In this work for the first time we identify a new layered oxysulfide LiAlSO in orthorhombic structure as a novel lithium superionic conductor through first-principles calculations and crystal structure prediction techniques. Two kinds of stacking sequences of AlS2O2 layer are found in different temperature ranges. Phonon and molecular dynamics simulations verify their dynamic stabilities, and wide band gaps up to 5.6 eV are found by electronic structure calculations. The lithium migration energy barrier simulations reveal the collective interstitial-host ion “kick-off” hopping mode with barriers lower than 50 meV as the dominating conduction mechanism for LiAlSO, making it a promising solid state electrolyte in lithium secondary batteries with fast ionic conductivity and wide electrochemical window. This is a first attempt that the lithium superionic conductors are designed by crystal structure prediction method and may help explore other mixed-anion battery materials.

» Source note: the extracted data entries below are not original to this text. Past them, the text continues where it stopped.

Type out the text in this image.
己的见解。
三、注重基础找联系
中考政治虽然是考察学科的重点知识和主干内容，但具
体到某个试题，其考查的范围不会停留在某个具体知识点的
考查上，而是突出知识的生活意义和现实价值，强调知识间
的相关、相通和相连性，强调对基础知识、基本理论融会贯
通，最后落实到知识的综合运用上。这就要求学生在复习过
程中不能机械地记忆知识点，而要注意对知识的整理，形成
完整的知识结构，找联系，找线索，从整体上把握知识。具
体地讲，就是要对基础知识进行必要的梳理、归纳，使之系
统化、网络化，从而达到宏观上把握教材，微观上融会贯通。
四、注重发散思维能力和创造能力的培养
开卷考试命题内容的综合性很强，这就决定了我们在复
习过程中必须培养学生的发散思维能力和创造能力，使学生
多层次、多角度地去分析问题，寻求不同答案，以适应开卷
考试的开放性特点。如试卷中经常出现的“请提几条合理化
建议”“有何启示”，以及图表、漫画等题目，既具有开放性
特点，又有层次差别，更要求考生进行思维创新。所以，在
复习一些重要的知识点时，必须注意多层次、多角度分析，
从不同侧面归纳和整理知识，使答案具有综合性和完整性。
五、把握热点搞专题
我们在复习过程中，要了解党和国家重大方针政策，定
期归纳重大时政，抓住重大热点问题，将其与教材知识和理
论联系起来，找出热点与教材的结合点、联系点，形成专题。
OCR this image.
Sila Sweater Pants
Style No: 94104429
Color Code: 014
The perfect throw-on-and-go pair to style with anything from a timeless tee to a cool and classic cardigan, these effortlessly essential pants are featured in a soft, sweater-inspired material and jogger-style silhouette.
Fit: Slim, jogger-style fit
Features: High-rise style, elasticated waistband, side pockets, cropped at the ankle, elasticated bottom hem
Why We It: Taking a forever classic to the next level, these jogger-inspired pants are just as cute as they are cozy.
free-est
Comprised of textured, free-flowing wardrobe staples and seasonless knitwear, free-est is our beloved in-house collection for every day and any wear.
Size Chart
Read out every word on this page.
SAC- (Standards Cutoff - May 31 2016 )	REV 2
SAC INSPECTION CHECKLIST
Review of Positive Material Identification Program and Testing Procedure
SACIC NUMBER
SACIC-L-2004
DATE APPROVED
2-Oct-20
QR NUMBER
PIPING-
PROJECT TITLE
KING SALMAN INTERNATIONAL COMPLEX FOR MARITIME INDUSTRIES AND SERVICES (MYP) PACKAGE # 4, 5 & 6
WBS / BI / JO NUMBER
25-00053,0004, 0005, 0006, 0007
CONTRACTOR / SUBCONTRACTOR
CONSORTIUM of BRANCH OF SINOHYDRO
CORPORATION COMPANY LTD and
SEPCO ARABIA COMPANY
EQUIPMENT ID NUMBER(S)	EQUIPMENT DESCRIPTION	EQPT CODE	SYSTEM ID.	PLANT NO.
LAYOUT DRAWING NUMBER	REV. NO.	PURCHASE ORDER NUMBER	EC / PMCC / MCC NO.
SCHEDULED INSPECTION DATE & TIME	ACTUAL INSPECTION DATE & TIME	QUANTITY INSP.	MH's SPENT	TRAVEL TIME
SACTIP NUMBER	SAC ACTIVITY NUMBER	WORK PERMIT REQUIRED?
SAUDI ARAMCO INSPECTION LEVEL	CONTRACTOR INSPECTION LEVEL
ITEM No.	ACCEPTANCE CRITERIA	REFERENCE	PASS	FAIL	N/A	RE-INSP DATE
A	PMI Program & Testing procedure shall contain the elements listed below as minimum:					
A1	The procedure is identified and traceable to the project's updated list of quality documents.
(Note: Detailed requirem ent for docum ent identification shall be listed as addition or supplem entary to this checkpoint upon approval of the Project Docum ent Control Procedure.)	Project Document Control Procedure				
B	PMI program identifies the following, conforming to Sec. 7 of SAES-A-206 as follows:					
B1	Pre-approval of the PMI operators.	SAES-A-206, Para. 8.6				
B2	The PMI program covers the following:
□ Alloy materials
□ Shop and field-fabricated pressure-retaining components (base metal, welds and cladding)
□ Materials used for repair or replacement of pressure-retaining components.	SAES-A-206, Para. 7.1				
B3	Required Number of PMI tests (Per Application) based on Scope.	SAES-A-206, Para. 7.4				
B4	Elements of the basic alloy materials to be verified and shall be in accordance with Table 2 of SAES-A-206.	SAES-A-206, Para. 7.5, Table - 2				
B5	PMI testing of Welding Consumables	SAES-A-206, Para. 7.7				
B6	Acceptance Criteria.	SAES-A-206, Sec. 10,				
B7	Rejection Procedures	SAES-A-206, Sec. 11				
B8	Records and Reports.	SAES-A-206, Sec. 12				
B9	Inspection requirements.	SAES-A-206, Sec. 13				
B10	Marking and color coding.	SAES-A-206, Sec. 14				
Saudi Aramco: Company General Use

We acknowledge the National Natural Science Foundation of China (Grant No. 11234013), ‘‘863’’ Project (Grant No. 2015AA034201), and the Beijing S&T Project (Grant No. D161100002416003) for financial support and the Shanghai Supercomputer Center for providing computing resources. We would like to express our thanks to Prof. Jiawang Hong (Beijing Institute of Technology) for his fruitful discussion.